The water-tank was destroyed, and the enemy, panic-stricken, was fleeing
here and there, yet further harassed by a heavy fire from the _Dolphin_,
who sent her shells among the fugitives whenever they came in view.
When the day drew near its close, and the weary but triumphant marines
returned to camp, a hundred of the enemy lay out on the hills dead; more
than twice that number must have been wounded, and eighteen were being
brought in as prisoners.
[Illustration: U. S. S. VESUVIUS.]
On this night of June 14th, at the entrance to Santiago Harbour, the
dynamite cruiser _Vesuvius_--that experimental engine of destruction--was
given a test in actual warfare, and the result is thus graphically
pictured by a correspondent of the New York _Herald_:
"Three shells, each containing two hundred pounds of guncotton, were fired
last night from the dynamite guns of the _Vesuvius_ at the hill at the
western entrance to Santiago Harbour, on which there is a fort.
"The frightful execution done by those three shots will be historic.
"Guns in that fort had not been silenced when the fleet drew off after the
attack that followed the discovery of the presence of the Spanish fleet in
the harbour.
"In the intense darkness of last night the _Vesuvius_ steamed into close
range and let go one of her mysterious missiles.
"There was no flash, no smoke. There was no noise at first. The pneumatic
guns on the little cruiser did their work silently. It was only when they
felt the shock that the men on the other war-ships knew the _Vesuvius_ was
in action.
"A few seconds after the gun was fired there was a frightful convulsion on
the land. On the hill, where the Spanish guns had withstood the missiles
of the ordinary ships of war, tons of rock and soil leaped in air. The
land was smitten as by an earthquake.
"Terrible echoes rolled around through the shaken hills and mountains.

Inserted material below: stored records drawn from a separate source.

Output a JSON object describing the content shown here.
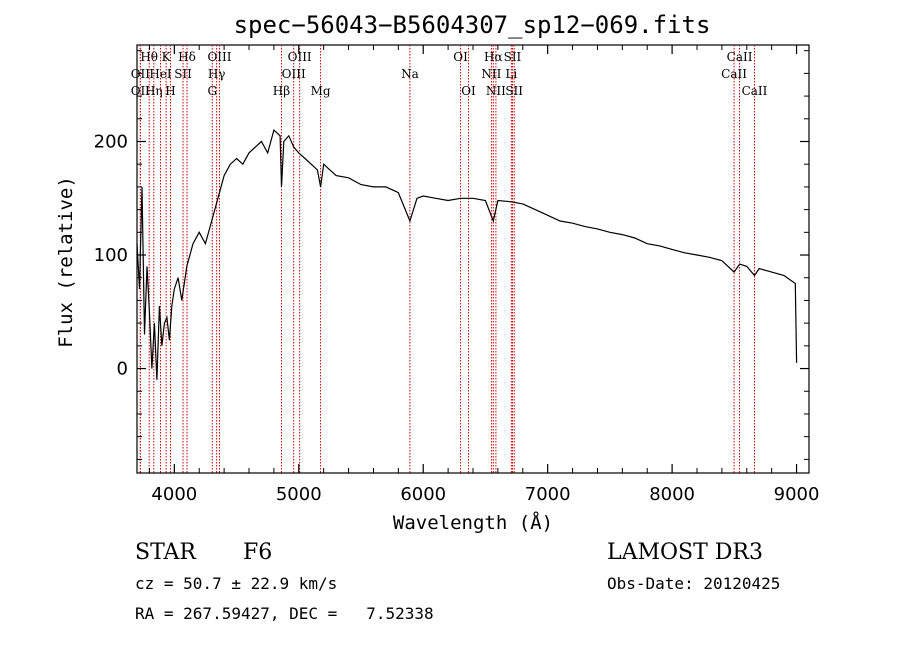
{
  "chart_data": {
    "type": "line",
    "title": "spec−56043−B5604307_sp12−069.fits",
    "xlabel": "Wavelength (Å)",
    "ylabel": "Flux (relative)",
    "xlim": [
      3700,
      9100
    ],
    "ylim": [
      -92,
      285
    ],
    "x_ticks": [
      4000,
      5000,
      6000,
      7000,
      8000,
      9000
    ],
    "y_ticks": [
      0,
      100,
      200
    ],
    "grid": false,
    "line_color": "#000000",
    "marker_color": "#cc0000",
    "series": [
      {
        "name": "flux",
        "x": [
          3700,
          3720,
          3740,
          3760,
          3780,
          3800,
          3820,
          3840,
          3860,
          3880,
          3900,
          3920,
          3940,
          3960,
          3980,
          4000,
          4030,
          4060,
          4100,
          4150,
          4200,
          4250,
          4300,
          4350,
          4400,
          4450,
          4500,
          4550,
          4600,
          4650,
          4700,
          4750,
          4800,
          4850,
          4861,
          4880,
          4920,
          4960,
          5000,
          5050,
          5100,
          5150,
          5175,
          5200,
          5250,
          5300,
          5400,
          5500,
          5600,
          5700,
          5800,
          5893,
          5950,
          6000,
          6100,
          6200,
          6300,
          6400,
          6500,
          6563,
          6600,
          6700,
          6800,
          6900,
          7000,
          7100,
          7200,
          7300,
          7400,
          7500,
          7600,
          7700,
          7800,
          7900,
          8000,
          8100,
          8200,
          8300,
          8400,
          8498,
          8542,
          8600,
          8662,
          8700,
          8800,
          8900,
          8950,
          8990,
          9000
        ],
        "values": [
          110,
          70,
          160,
          30,
          90,
          50,
          0,
          40,
          -10,
          55,
          20,
          40,
          45,
          25,
          55,
          70,
          80,
          60,
          90,
          110,
          120,
          110,
          130,
          150,
          170,
          180,
          185,
          180,
          190,
          195,
          200,
          190,
          210,
          205,
          160,
          200,
          205,
          195,
          190,
          185,
          180,
          175,
          160,
          180,
          175,
          170,
          168,
          162,
          160,
          160,
          155,
          130,
          150,
          152,
          150,
          148,
          150,
          150,
          148,
          130,
          148,
          147,
          145,
          140,
          135,
          130,
          128,
          125,
          123,
          120,
          118,
          115,
          110,
          108,
          105,
          102,
          100,
          98,
          95,
          85,
          92,
          90,
          82,
          88,
          85,
          82,
          78,
          75,
          5
        ]
      }
    ],
    "spectral_lines": [
      {
        "label": "Hθ",
        "wavelength": 3798,
        "row": 1
      },
      {
        "label": "OII",
        "wavelength": 3727,
        "row": 2
      },
      {
        "label": "OII",
        "wavelength": 3727,
        "row": 3
      },
      {
        "label": "HeI",
        "wavelength": 3889,
        "row": 2
      },
      {
        "label": "Hη",
        "wavelength": 3835,
        "row": 3
      },
      {
        "label": "K",
        "wavelength": 3934,
        "row": 1
      },
      {
        "label": "SII",
        "wavelength": 4070,
        "row": 2
      },
      {
        "label": "H",
        "wavelength": 3969,
        "row": 3
      },
      {
        "label": "Hδ",
        "wavelength": 4102,
        "row": 1
      },
      {
        "label": "OIII",
        "wavelength": 4363,
        "row": 1
      },
      {
        "label": "Hγ",
        "wavelength": 4340,
        "row": 2
      },
      {
        "label": "G",
        "wavelength": 4305,
        "row": 3
      },
      {
        "label": "OIII",
        "wavelength": 5007,
        "row": 1
      },
      {
        "label": "OIII",
        "wavelength": 4959,
        "row": 2
      },
      {
        "label": "Hβ",
        "wavelength": 4861,
        "row": 3
      },
      {
        "label": "Mg",
        "wavelength": 5175,
        "row": 3
      },
      {
        "label": "Na",
        "wavelength": 5893,
        "row": 2
      },
      {
        "label": "OI",
        "wavelength": 6300,
        "row": 1
      },
      {
        "label": "OI",
        "wavelength": 6364,
        "row": 3
      },
      {
        "label": "Hα",
        "wavelength": 6563,
        "row": 1
      },
      {
        "label": "NII",
        "wavelength": 6548,
        "row": 2
      },
      {
        "label": "NII",
        "wavelength": 6584,
        "row": 3
      },
      {
        "label": "SII",
        "wavelength": 6717,
        "row": 1
      },
      {
        "label": "Li",
        "wavelength": 6708,
        "row": 2
      },
      {
        "label": "SII",
        "wavelength": 6731,
        "row": 3
      },
      {
        "label": "CaII",
        "wavelength": 8542,
        "row": 1
      },
      {
        "label": "CaII",
        "wavelength": 8498,
        "row": 2
      },
      {
        "label": "CaII",
        "wavelength": 8662,
        "row": 3
      }
    ]
  },
  "info": {
    "object_class": "STAR",
    "subclass": "F6",
    "survey": "LAMOST DR3",
    "redshift_line": "cz = 50.7 ± 22.9 km/s",
    "obs_date_line": "Obs-Date: 20120425",
    "coords_line": "RA = 267.59427, DEC =   7.52338"
  }
}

Sampson's ships, far out at sea, trembled with the awful shock. Dust rose
to the clouds and hid the scene of destruction.
"Then came a long silence; next another frightful upheaval, and following
it a third, so quickly that the results of the work of the two mingled in
mid-air.
"Another still, and then two shots from a Spanish battery, that, after the
noise of the dynamite, sounded like the crackle of firecrackers.